Теперь, после того как вы узнали о параметрах групповой политики, позволяющих управлять настройками центра, попробуем назначить на контроллере домена клиентский компьютер в группу компьютеров. Для этого выполните следующие действия:

1. На контроллере домена откройте оснастку «Управление групповой политикой», создайте объект GPO, например «Клиенты WSUS» и привяжите его к подразделению с вашими клиентами;
2. Нажмите на данном объекте GPO правой кнопкой мыши и из контекстного меню выберите команду «Изменить»;
3. В оснастке «Редактор управления групповыми политиками» перейдите в узел Конфигурация компьютера\Политики\Административные шаблоны\Конфигурация Windows\Центр обновления Windows, как показано на следующей иллюстрации:




Увеличить рисунок

Рис. 2. Узел «Центр обновления Windows» оснастки «Редактор управления групповыми политиками»

4. На панели сведений выберите политику «Указать размещение службы обновлений Майкрософт в сети» и дважды щелкните на ней, чтобы открыть диалоговое окно параметра групповой политики. В отобразившемся диалоговом окне выберите опцию «Включить» и в текстовом поле «Укажите службу обновлений в интрасети для поиска обновлений» введите имя своего WSUS-сервера, например, в моем случае это «SERVER03.BIOPHARMACEUTIC.COM», а в текстовом поле «Укажите сервер статистики в интрасети» введите адрес сервера статистики, например, «http://Server03». Нажмите на кнопку «ОК»;




Увеличить рисунок

Рис. 3. Параметры политики «Указать размещение службы обновлений Майкрософт в сети»

5. На панели сведений откройте политику «Разрешить клиенту присоединение к целевой группе», установите переключатель на опции «Включить» и в текстовом поле «Имя целевой группы для данного компьютера» введите название группы компьютеров, для которой назначаются компьютеры, на которых распространяется групповая политика. Например, в моем случае группа называется «Клиентские компьютеры». После того как изменения будут внесены, нажмите на кнопку «ОК»;




Увеличить рисунок

Рис. 4. Параметры политики «Разрешить клиенту присоединение к целевой группе»

6. На панели сведений откройте политику «Не отображать параметр «Установить обновления и завершить работу» в диалоговом окне «Завершение работы Windows»» и установите переключатель опции «Включить». Нажмите на кнопку «ОК»;
7. На панели сведений откройте политику «Настройка автоматического обновления», установите переключатель на опцию «Включить», в раскрывающемся списке выберите опцию «4 – Автоматическая загрузка и установка по расписанию» и установите в соответствующих полях дни недели и время для установки обновлений по расписанию. Например, ежедневно в 5 часов ночи, как показано на следующей иллюстрации:




Увеличить рисунок

Рис. 5. Параметры политики «Настройка автоматического обновления»

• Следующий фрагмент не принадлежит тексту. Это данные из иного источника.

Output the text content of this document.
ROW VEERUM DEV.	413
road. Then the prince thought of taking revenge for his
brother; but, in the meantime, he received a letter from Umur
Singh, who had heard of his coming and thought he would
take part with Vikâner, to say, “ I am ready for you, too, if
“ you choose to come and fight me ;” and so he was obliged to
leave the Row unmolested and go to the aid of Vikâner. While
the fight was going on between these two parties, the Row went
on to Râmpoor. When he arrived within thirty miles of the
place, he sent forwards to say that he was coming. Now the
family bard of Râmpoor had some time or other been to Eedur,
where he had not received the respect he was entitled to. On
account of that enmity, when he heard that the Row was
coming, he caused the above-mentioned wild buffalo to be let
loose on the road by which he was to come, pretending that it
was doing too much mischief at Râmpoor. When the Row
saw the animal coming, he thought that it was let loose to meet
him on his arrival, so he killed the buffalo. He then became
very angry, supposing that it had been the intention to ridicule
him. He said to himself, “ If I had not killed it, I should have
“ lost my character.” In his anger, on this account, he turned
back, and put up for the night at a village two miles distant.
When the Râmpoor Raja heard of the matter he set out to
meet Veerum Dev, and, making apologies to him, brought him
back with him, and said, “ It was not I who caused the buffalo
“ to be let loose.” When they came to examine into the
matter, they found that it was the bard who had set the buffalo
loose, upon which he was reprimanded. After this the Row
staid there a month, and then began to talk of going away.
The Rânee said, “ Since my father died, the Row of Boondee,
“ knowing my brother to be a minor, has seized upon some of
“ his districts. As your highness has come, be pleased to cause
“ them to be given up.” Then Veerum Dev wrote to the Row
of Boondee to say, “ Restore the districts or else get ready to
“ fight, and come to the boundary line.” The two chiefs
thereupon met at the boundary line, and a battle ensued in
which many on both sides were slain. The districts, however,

8. На панели сведений откройте политику «Включить уведомления о наличии программ» и установите переключатель на опции «Включить». Нажмите на кнопку «ОК»;
9. На панели сведений откройте политику «Включить рекомендуемые обновления через автоматическое обновление» и установите переключатель на опции «Включить». Нажмите на кнопку «ОК»;
10. На панели сведений откройте политику «Не выполнять автоматическую перезагрузку при автоматической установке обновлений, если в системе работают пользователи» и установите переключатель на опции «Включить». Нажмите на кнопку «ОК»;
11. Закройте оснастку «Редактор управления групповыми политиками».

После того как объект групповой политики будет окончательно настроен, для того чтобы на клиентских компьютерах моментально обновились параметры групповой политики вам нужно будет на каждом клиентском компьютере в командной строке выполнить команду «gpupdate /force» от имени учетной записи, которая входит в группу администраторов.

Заключение

В этой статье вы узнали о том, как можно создавать и управлять группами компьютеров. Также были рассмотрены способы назначения клиентских компьютеров в группы компьютеров на стороне сервера, а именно средствами оснастки «Update Services» и со стороны клиента, т.е. при помощи групповых политик. Помимо этого были подробно рассмотрены все параметры групповой политики, которые имеют отношение к центру обновлений Windows и службе автоматического обновления.